Träsel lembrou a escalada de ataques aos profissionais da imprensa. Afirmou que a omissão do presidente Jair Bolsonaro em repudiar as agressões e seu discurso injurioso o tornam corresponsável pelo clima de assédio e intimidação com os quais os jornalistas convivem.
O diretor da Faculdade de Direito da USP, Floriano de Azevedo Marques Neto, reforçou que o que está em jogo é o direito do cidadão brasileiro de ser bem informado. “Se engana quem acha que a liberdade de imprensa é um privilégio do jornalista”.
“A defesa da democracia exige vigilância, coragem, instituições fortes e resolutas. A omissão e a fraqueza necessariamente levam a processos históricos de ascensão do autoritarismo”, disse o presidente nacional da OAB, Felipe Santa Cruz, ao reafirmar a necessidade de o Judiciário estar atento e ativo na defesa da liberdade de imprensa.

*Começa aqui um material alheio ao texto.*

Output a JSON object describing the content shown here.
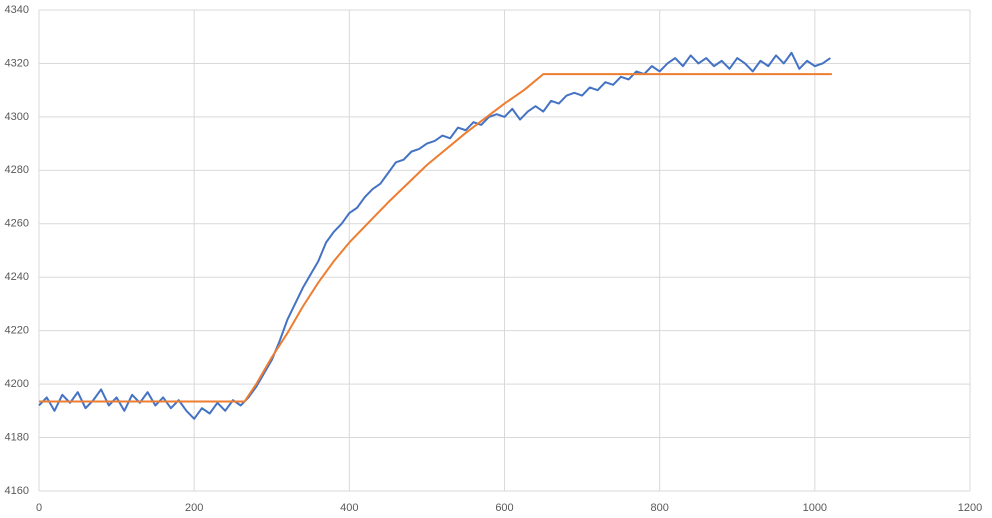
{
  "chart_data": {
    "type": "line",
    "xlim": [
      0,
      1200
    ],
    "xticks": [
      0,
      200,
      400,
      600,
      800,
      1000,
      1200
    ],
    "ylim": [
      4160,
      4340
    ],
    "yticks": [
      4160,
      4180,
      4200,
      4220,
      4240,
      4260,
      4280,
      4300,
      4320,
      4340
    ],
    "grid": true,
    "series": [
      {
        "color": "#4472c4",
        "x": [
          0,
          10,
          20,
          30,
          40,
          50,
          60,
          70,
          80,
          90,
          100,
          110,
          120,
          130,
          140,
          150,
          160,
          170,
          180,
          190,
          200,
          210,
          220,
          230,
          240,
          250,
          260,
          270,
          280,
          290,
          300,
          310,
          320,
          330,
          340,
          350,
          360,
          370,
          380,
          390,
          400,
          410,
          420,
          430,
          440,
          450,
          460,
          470,
          480,
          490,
          500,
          510,
          520,
          530,
          540,
          550,
          560,
          570,
          580,
          590,
          600,
          610,
          620,
          630,
          640,
          650,
          660,
          670,
          680,
          690,
          700,
          710,
          720,
          730,
          740,
          750,
          760,
          770,
          780,
          790,
          800,
          810,
          820,
          830,
          840,
          850,
          860,
          870,
          880,
          890,
          900,
          910,
          920,
          930,
          940,
          950,
          960,
          970,
          980,
          990,
          1000,
          1010,
          1020
        ],
        "values": [
          4192,
          4195,
          4190,
          4196,
          4193,
          4197,
          4191,
          4194,
          4198,
          4192,
          4195,
          4190,
          4196,
          4193,
          4197,
          4192,
          4195,
          4191,
          4194,
          4190,
          4187,
          4191,
          4189,
          4193,
          4190,
          4194,
          4192,
          4195,
          4199,
          4204,
          4209,
          4216,
          4224,
          4230,
          4236,
          4241,
          4246,
          4253,
          4257,
          4260,
          4264,
          4266,
          4270,
          4273,
          4275,
          4279,
          4283,
          4284,
          4287,
          4288,
          4290,
          4291,
          4293,
          4292,
          4296,
          4295,
          4298,
          4297,
          4300,
          4301,
          4300,
          4303,
          4299,
          4302,
          4304,
          4302,
          4306,
          4305,
          4308,
          4309,
          4308,
          4311,
          4310,
          4313,
          4312,
          4315,
          4314,
          4317,
          4316,
          4319,
          4317,
          4320,
          4322,
          4319,
          4323,
          4320,
          4322,
          4319,
          4321,
          4318,
          4322,
          4320,
          4317,
          4321,
          4319,
          4323,
          4320,
          4324,
          4318,
          4321,
          4319,
          4320,
          4322
        ]
      },
      {
        "color": "#ed7d31",
        "x": [
          0,
          265,
          280,
          300,
          320,
          340,
          360,
          380,
          400,
          450,
          500,
          550,
          600,
          625,
          650,
          1022
        ],
        "values": [
          4193.5,
          4193.5,
          4200,
          4210,
          4219,
          4229,
          4238,
          4246,
          4253,
          4268,
          4282,
          4294,
          4305,
          4310,
          4316,
          4316
        ]
      }
    ]
  }
}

“A cartilha é importante para todos aqueles e aquelas jornalistas que sofreram agressões, especialmente para jornalistas das pequenas cidades, que sofrem de maneira contundente essas violações”, explicou Pierpaolo Cruz Bottini, coordenador do Observatório de Liberdade de Imprensa do Conselho Federal da OAB.
Quem também participou do webinar foi a diretora da Abraji e repórter especial da Folha de S. Paulo, Patricia Campos Mello. A jornalista foi alvo de ataques virtuais por representantes políticos e apoiadores do governo, após a publicação de reportagens que revelavam o envio massivo de mensagens durante as eleições presidenciais de 2018. Em 2019, foi vencedora do Prêmio Internacional de Liberdade de Imprensa do Committee to Protect Journalists (CPJ).
“Muita gente não imagina como mudou o ambiente para jornalistas brasileiros nos últimos anos. Desde fev.2020, circulam na internet milhares de memes em que meu rosto está estampado com alusões pornográficas. Recebo mensagens de pessoas dizendo que ofereço sexo em troca de reportagens, e que deveria ser estuprada”, relatou. “Isso depois de o próprio presidente e de o deputado Eduardo Bolsonaro chancelarem esses assédios publicamente”.
Campos Mello ainda lembrou que a situação é especialmente crítica quando as jornalistas mulheres são alvos das campanhas de difamação.
O procurador-geral da República, Antônio Augusto Aras, mencionou que a promoção do debate aberto, com cidadãos participativos, é essencial para a tomada de decisões políticas na democracia, e que a imprensa livre tem papel central nessa missão.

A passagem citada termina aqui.